Another way of stating this would be to say that misunderstanding, fear and hatred are negative and undesirable primitive animal-like emotional reactions to perceived threats to the gene pool, and/or the bio-survival/reproductive urge, and to perceived violations of the cultural 'taboos' which are nominally structured to protect the same, and that

This misunderstanding, fear, and hatred can develop between individuals, or between individuals and groups, or between a 'majority' grouping and a minority or minorities, and that

These undesirable 'negative' emotional reactions occur--in individuals and in entire societies--because reason and altruism fail to counteract or control them.

WHY? Reason and Altruism (I believe) fail to control these undesirable emotional reactions usually because life and survival are still so often so precarious and uncertain for most human beings (as indeed for all other life-forms).

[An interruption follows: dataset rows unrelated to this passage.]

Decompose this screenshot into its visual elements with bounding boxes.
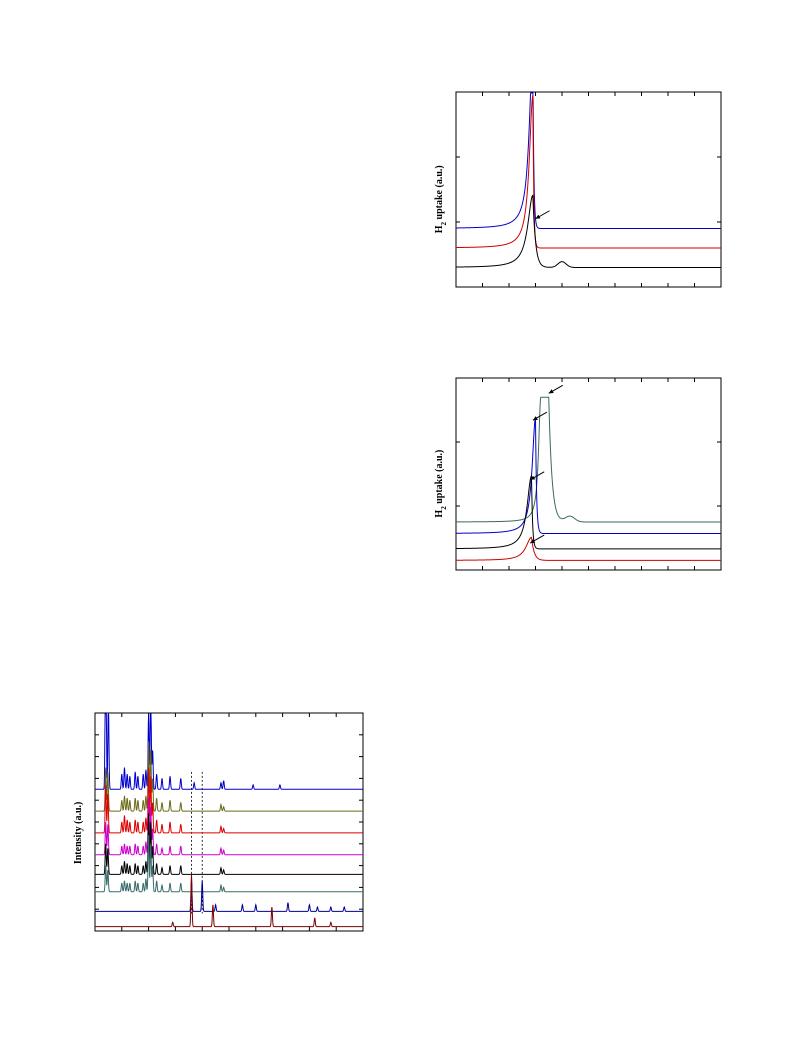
h2-uptake-chart-bottom-svg: H2 uptake (a.u.) xyxy=(434,377,722,571)
h2-uptake-chart-top: H2 uptake (a.u.) xyxy=(416,84,726,296)
tpr-top-y-axis-label: H2 uptake (a.u.) xyxy=(434,165,448,233)
tpr-bottom-annotation-arrow-4-head xyxy=(530,538,536,544)
xrd-series-line-5 xyxy=(95,813,363,875)
xrd-series-line-2 xyxy=(95,741,363,812)
tpr-bottom-annotation-arrow-1-head xyxy=(548,389,554,394)
tpr-top-annotation-arrow-1-head xyxy=(535,214,541,219)
h2-uptake-chart-bottom: H2 uptake (a.u.) xyxy=(416,370,726,580)
tpr-bottom-series-line-3 xyxy=(456,474,721,550)
tpr-bottom-series-line-1 xyxy=(456,396,721,523)
tpr-top-series-line-1 xyxy=(455,92,721,229)
tpr-bottom-y-axis-label: H2 uptake (a.u.) xyxy=(434,450,448,518)
tpr-bottom-series-line-2 xyxy=(456,418,721,535)
h2-uptake-chart-top-svg: H2 uptake (a.u.) xyxy=(434,91,722,288)
xrd-series-line-1 xyxy=(95,712,363,790)
xrd-series-line-6 xyxy=(95,835,363,893)
tpr-bottom-plot-frame xyxy=(455,377,722,571)
xrd-intensity-chart-svg: Intensity (a.u.) xyxy=(73,712,364,932)
tpr-bottom-series-line-4 xyxy=(456,536,721,561)
xrd-series-line-8 xyxy=(95,874,363,928)
tpr-bottom-annotation-arrow-3-head xyxy=(530,475,536,480)
xrd-series-line-7 xyxy=(95,880,363,912)
tpr-top-series-line-2 xyxy=(455,95,721,249)
xrd-series-line-4 xyxy=(95,797,363,856)
xrd-intensity-chart: Intensity (a.u.) xyxy=(70,708,370,940)
xrd-y-axis-label: Intensity (a.u.) xyxy=(73,802,84,865)
tpr-top-series-line-3 xyxy=(456,194,721,268)
tpr-top-plot-frame xyxy=(455,91,722,288)
xrd-series-line-3 xyxy=(95,767,363,834)
tpr-bottom-annotation-arrow-2-head xyxy=(532,416,538,421)
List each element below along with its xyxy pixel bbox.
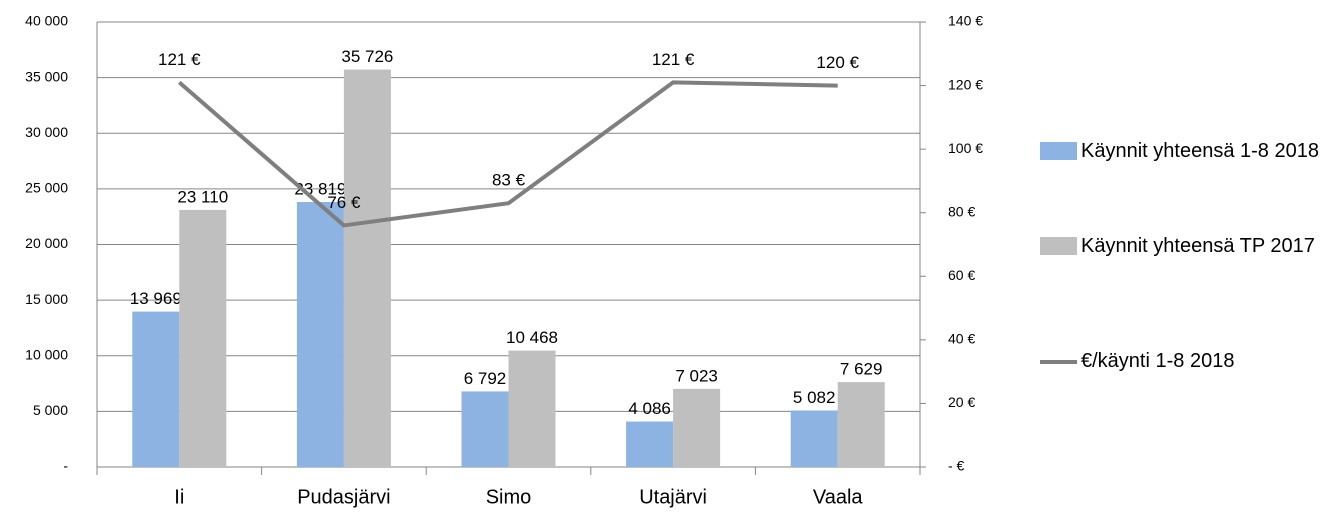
data-label: 83 € <box>492 171 526 190</box>
data-label: 76 € <box>327 193 361 212</box>
data-label: 7 629 <box>840 360 883 379</box>
bar <box>179 209 227 467</box>
y-tick-label: 35 000 <box>25 68 68 84</box>
legend-item: €/käynti 1-8 2018 <box>1040 348 1325 374</box>
legend-item: Käynnit yhteensä 1-8 2018 <box>1040 138 1325 164</box>
data-label: 10 468 <box>506 328 558 347</box>
legend-swatch <box>1040 360 1077 364</box>
bar <box>132 311 180 467</box>
legend-swatch <box>1040 237 1077 255</box>
data-label: 13 969 <box>130 289 182 308</box>
legend-rect <box>1040 142 1077 160</box>
data-label: 6 792 <box>464 369 507 388</box>
x-tick-label: Vaala <box>813 486 864 508</box>
bar <box>343 69 391 467</box>
legend-item: Käynnit yhteensä TP 2017 <box>1040 233 1325 259</box>
y-tick-label: 5 000 <box>33 402 68 418</box>
y-tick-label: 10 000 <box>25 346 68 362</box>
data-label: 7 023 <box>675 366 718 385</box>
y-tick-label: 40 000 <box>25 13 68 29</box>
y2-tick-label: 100 € <box>948 140 983 156</box>
data-label: 35 726 <box>341 47 393 66</box>
line <box>177 80 838 228</box>
y2-tick-label: 80 € <box>948 203 975 219</box>
bar <box>673 388 721 467</box>
y-tick-label: 25 000 <box>25 180 68 196</box>
data-label: 120 € <box>816 53 859 72</box>
bar <box>837 382 885 467</box>
bar <box>626 421 674 467</box>
legend-rect <box>1040 237 1077 255</box>
y2-tick-label: - € <box>948 458 965 474</box>
bar <box>790 410 838 467</box>
bar <box>461 391 509 467</box>
x-tick-label: Ii <box>174 486 184 508</box>
y-tick-label: 15 000 <box>25 291 68 307</box>
data-label: 121 € <box>652 50 695 69</box>
legend-label: €/käynti 1-8 2018 <box>1081 350 1235 372</box>
bar <box>508 350 556 467</box>
y-tick-label: - <box>63 458 68 474</box>
legend-label: Käynnit yhteensä TP 2017 <box>1081 235 1315 257</box>
x-tick-label: Simo <box>486 486 532 508</box>
x-tick-label: Pudasjärvi <box>297 486 390 508</box>
data-label: 4 086 <box>628 399 671 418</box>
y-tick-label: 20 000 <box>25 235 68 251</box>
bar <box>296 202 344 468</box>
x-tick-label: Utajärvi <box>639 486 707 508</box>
y2-tick-label: 20 € <box>948 394 975 410</box>
data-label: 5 082 <box>793 388 836 407</box>
legend-label: Käynnit yhteensä 1-8 2018 <box>1081 140 1319 162</box>
data-label: 121 € <box>158 50 201 69</box>
data-label: 23 110 <box>177 187 228 206</box>
y2-tick-label: 120 € <box>948 76 983 92</box>
legend-swatch <box>1040 142 1077 160</box>
y2-tick-label: 60 € <box>948 267 975 283</box>
y-tick-label: 30 000 <box>25 124 68 140</box>
y2-tick-label: 140 € <box>948 13 983 29</box>
y2-tick-label: 40 € <box>948 331 975 347</box>
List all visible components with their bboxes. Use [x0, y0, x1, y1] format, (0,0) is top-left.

In instances of inadequate or failed communication (which can lead to distrust and misunderstanding), and/or instances of unusually strong perceived threats to bio-survival, the gene pool, or 'taboos', most human beings will (naturally and understandably) be unable to interpose with reason and altruism (though this does not excuse them), and will instead react with hatred, fear and violence toward anything or anyone which seems to threaten "my life," "my offspring," "my family," "my tribe," etc., or any other aspect of the comfortable 'status quo' system which supports these ends, and provides most human beings with (necessary, we must remind ourselves) existential security, stability, and comfort. (And this definitely includes 'religious' structures.)

Most average human beings will continue to react in this manner until one or both of the following two conditions obtain:

(A) A substantial majority of individual human beings becomes sufficiently intelligent and knowledgable that reason and altruism must more frequently dominate over animal emotion and instinct (and this is of course an evolutionary process, as I have already said), and

(B) That life and survival are no longer precarious and uncertain for most human beings, and that they therefore may become more complacent and tolerant from lack of worry and extreme.